La baisse de la démographie médicale peut jouer et aider dans l’acceptation de certains médecins de cette collaboration. Concernant le profil des médecins qui travaillent avec eux, les IPA mettent aussi en avant l’influence d’une culture pluriprofessionnelle plutôt qu’une question générationnelle.
« Je me disais que ce serait peut-être plus simple de travailler avec des médecins nouvellement diplômés […]. Et en fait, je me suis rendu compte que c'était pas forcément lié à l'âge ou la génération. Mais c'était plus lié à une culture professionnelle », témoigne ainsi Céline.
Concurrence identitaire
L’enquête met également en avant « les propriétés sociales des IPA qui jouent un rôle important dans la construction d'un espace de négociation avec les médecins ».

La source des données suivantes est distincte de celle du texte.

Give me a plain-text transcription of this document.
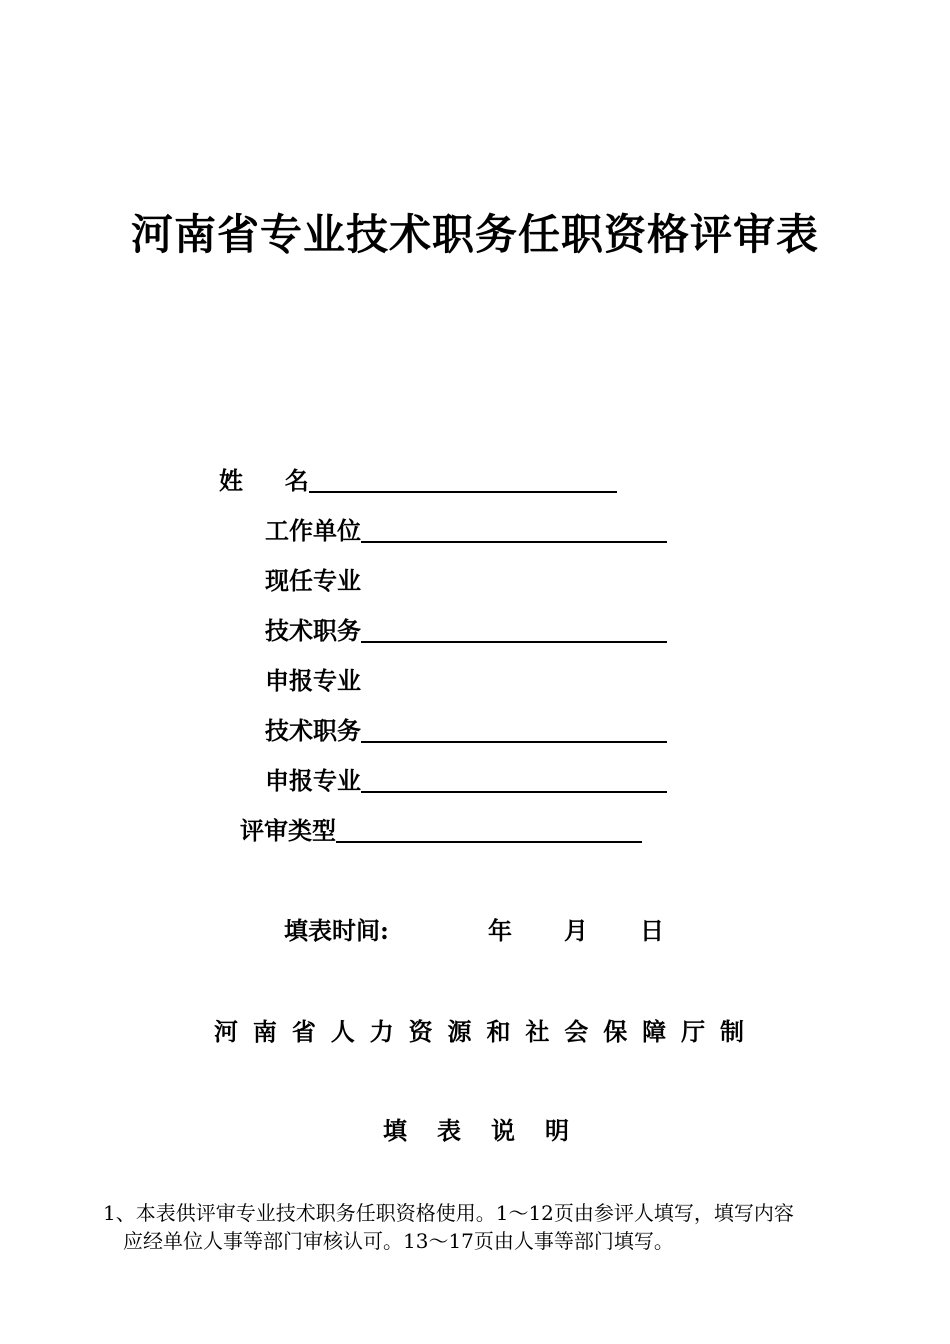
河南省专业技术职务任职资格评审表
姓     名
工作单位
现任专业
技术职务
申报专业
技术职务
申报专业
评审类型
填表时间:	年 月 日
河 南 省 人 力 资 源 和 社 会 保 障 厅 制
填 表 说 明
1、本表供评审专业技术职务任职资格使用。1～12页由参评人填写，填写内容
应经单位人事等部门审核认可。13～17页由人事等部门填写。
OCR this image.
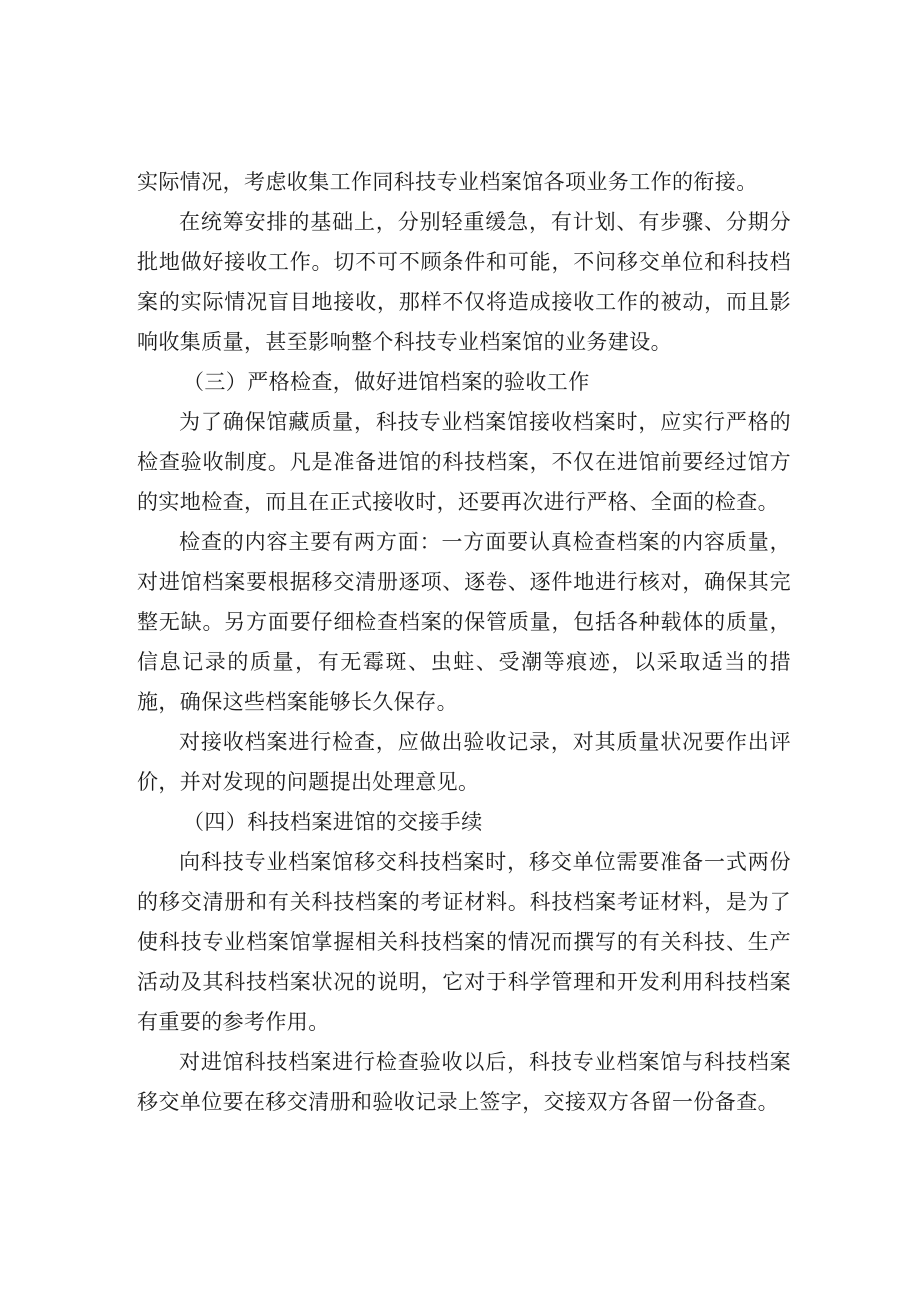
实际情况，考虑收集工作同科技专业档案馆各项业务工作的衔接。

在统筹安排的基础上，分别轻重缓急，有计划、有步骤、分期分批地做好接收工作。切不可不顾条件和可能，不问移交单位和科技档案的实际情况盲目地接收，那样不仅将造成接收工作的被动，而且影响收集质量，甚至影响整个科技专业档案馆的业务建设。

（三）严格检查，做好进馆档案的验收工作

为了确保馆藏质量，科技专业档案馆接收档案时，应实行严格的检查验收制度。凡是准备进馆的科技档案，不仅在进馆前要经过馆方的实地检查，而且在正式接收时，还要再次进行严格、全面的检查。

检查的内容主要有两方面：一方面要认真检查档案的内容质量，对进馆档案要根据移交清册逐项、逐卷、逐件地进行核对，确保其完整无缺。另方面要仔细检查档案的保管质量，包括各种载体的质量，信息记录的质量，有无霉斑、虫蛀、受潮等痕迹，以采取适当的措施，确保这些档案能够长久保存。

对接收档案进行检查，应做出验收记录，对其质量状况要作出评价，并对发现的问题提出处理意见。

（四）科技档案进馆的交接手续

向科技专业档案馆移交科技档案时，移交单位需要准备一式两份的移交清册和有关科技档案的考证材料。科技档案考证材料，是为了使科技专业档案馆掌握相关科技档案的情况而撰写的有关科技、生产活动及其科技档案状况的说明，它对于科学管理和开发利用科技档案有重要的参考作用。

对进馆科技档案进行检查验收以后，科技专业档案馆与科技档案移交单位要在移交清册和验收记录上签字，交接双方各留一份备查。
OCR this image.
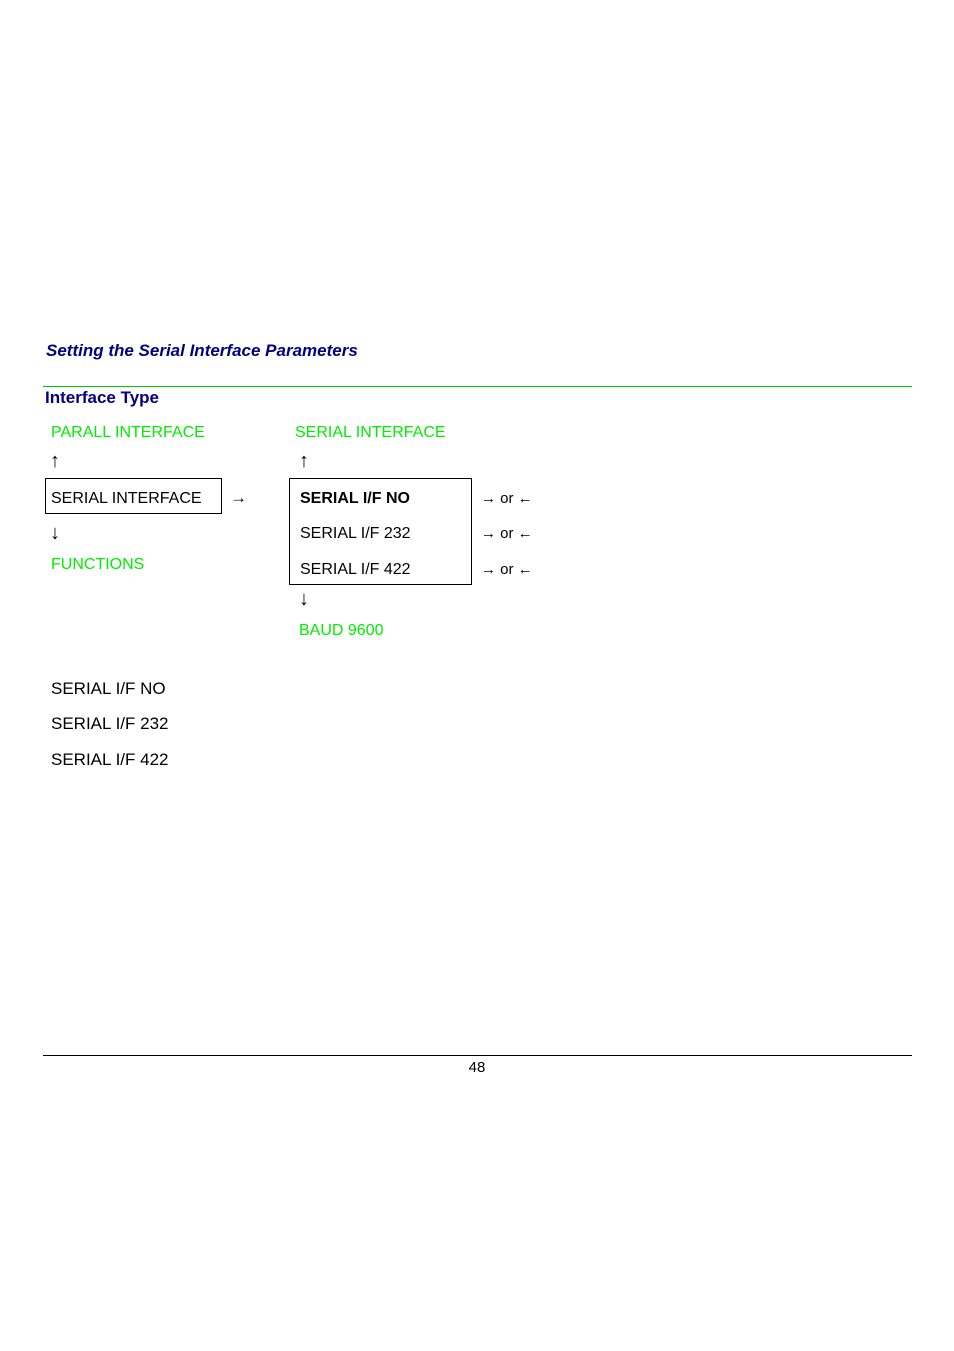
Setting the Serial Interface Parameters
Interface Type
PARALL INTERFACE
↑
SERIAL INTERFACE →
↓
FUNCTIONS
SERIAL INTERFACE
↑
SERIAL I/F NO
SERIAL I/F 232
SERIAL I/F 422
→ or ←
→ or ←
→ or ←
↓
BAUD 9600
SERIAL I/F NO
SERIAL I/F 232
SERIAL I/F 422
48
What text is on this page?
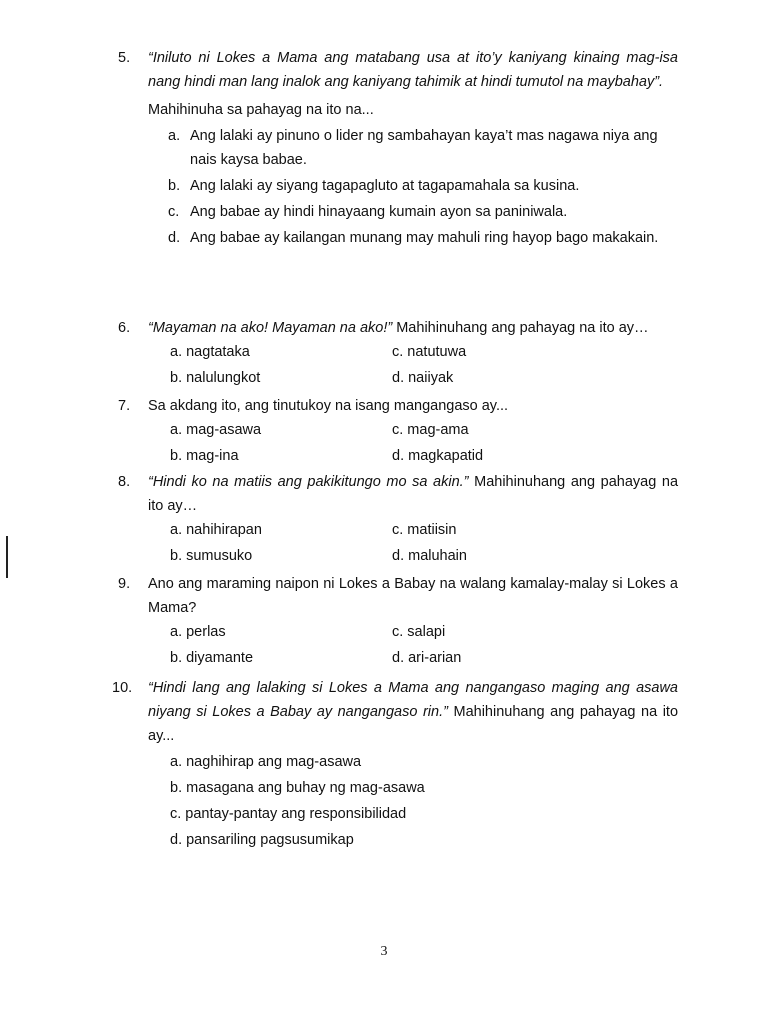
5.	“Iniluto ni Lokes a Mama ang matabang usa at ito’y kaniyang kinaing mag-isa nang hindi man lang inalok ang kaniyang tahimik at hindi tumutol na maybahay”.
Mahihinuha sa pahayag na ito na...
a. Ang lalaki ay pinuno o lider ng sambahayan kaya’t mas nagawa niya ang nais kaysa babae.
b. Ang lalaki ay siyang tagapagluto at tagapamahala sa kusina.
c. Ang babae ay hindi hinayaang kumain ayon sa paniniwala.
d. Ang babae ay kailangan munang may mahuli ring hayop bago makakain.
6.	“Mayaman na ako! Mayaman na ako!” Mahihinuhang ang pahayag na ito ay…
a. nagtataka	c. natutuwa
b. nalulungkot	d. naiiyak
7.	Sa akdang ito, ang tinutukoy na isang mangangaso ay...
a. mag-asawa	c. mag-ama
b. mag-ina	d. magkapatid
8.	“Hindi ko na matiis ang pakikitungo mo sa akin.” Mahihinuhang ang pahayag na ito ay…
a. nahihirapan	c. matiisin
b. sumusuko	d. maluhain
9.	Ano ang maraming naipon ni Lokes a Babay na walang kamalay-malay si Lokes a Mama?
a. perlas	c. salapi
b. diyamante	d. ari-arian
10.	“Hindi lang ang lalaking si Lokes a Mama ang nangangaso maging ang asawa niyang si Lokes a Babay ay nangangaso rin.” Mahihinuhang ang pahayag na ito ay...
a. naghihirap ang mag-asawa
b. masagana ang buhay ng mag-asawa
c. pantay-pantay ang responsibilidad
d. pansariling pagsusumikap
3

Ainsi ceux qui ont une plus grande proximité sociale avec les médecins via leur réseau familial et amical réussissent plus facilement à signer des protocoles. Isabelle, dont le père et le mari sont médecins, travaille ainsi avec deux médecins, pour le premier « nos enfants étaient à l’école en même temps », pour le second « on fait du kite ensemble », confie-t-elle.
Cette enquête de l’Irdes montre donc la difficulté des IPA à construire leur profession ne serait-ce que dans ce qui est normalement prévu dans leur décret de compétences.
De plus pour les auteures, les IPA interrogent aussi le rôle des médecins généralistes. « De la même manière que ces derniers ont revendiqué vis-à-vis des autres spécialités médicales une prise en charge holistique, et un rôle pivot dans le parcours de soins du patient, les IPA se réclament également de ces fonctions, en soulignant le temps qu'elles consacrent aux patients », analysent-elles.
Elles notent aussi une compétition entre les IPA et les généralistes sur les deux pôles : cliniques et de coordination, « la revendication du rôle de gestion du parcours de soin du patient étant également un des « espaces d'identification prioritaires » du métier de généraliste ».
* Recherche sociologique qualitative de Louise Louan et Cécile Fournier, menée entre février et juillet 2021 par entretiens semi-directifs auprès de 9 femmes et 1 homme issus des deux premières promotions IPA, exerçant en libéral, salariés en centre de santé ou par l'association Asalée, dans 7 régions.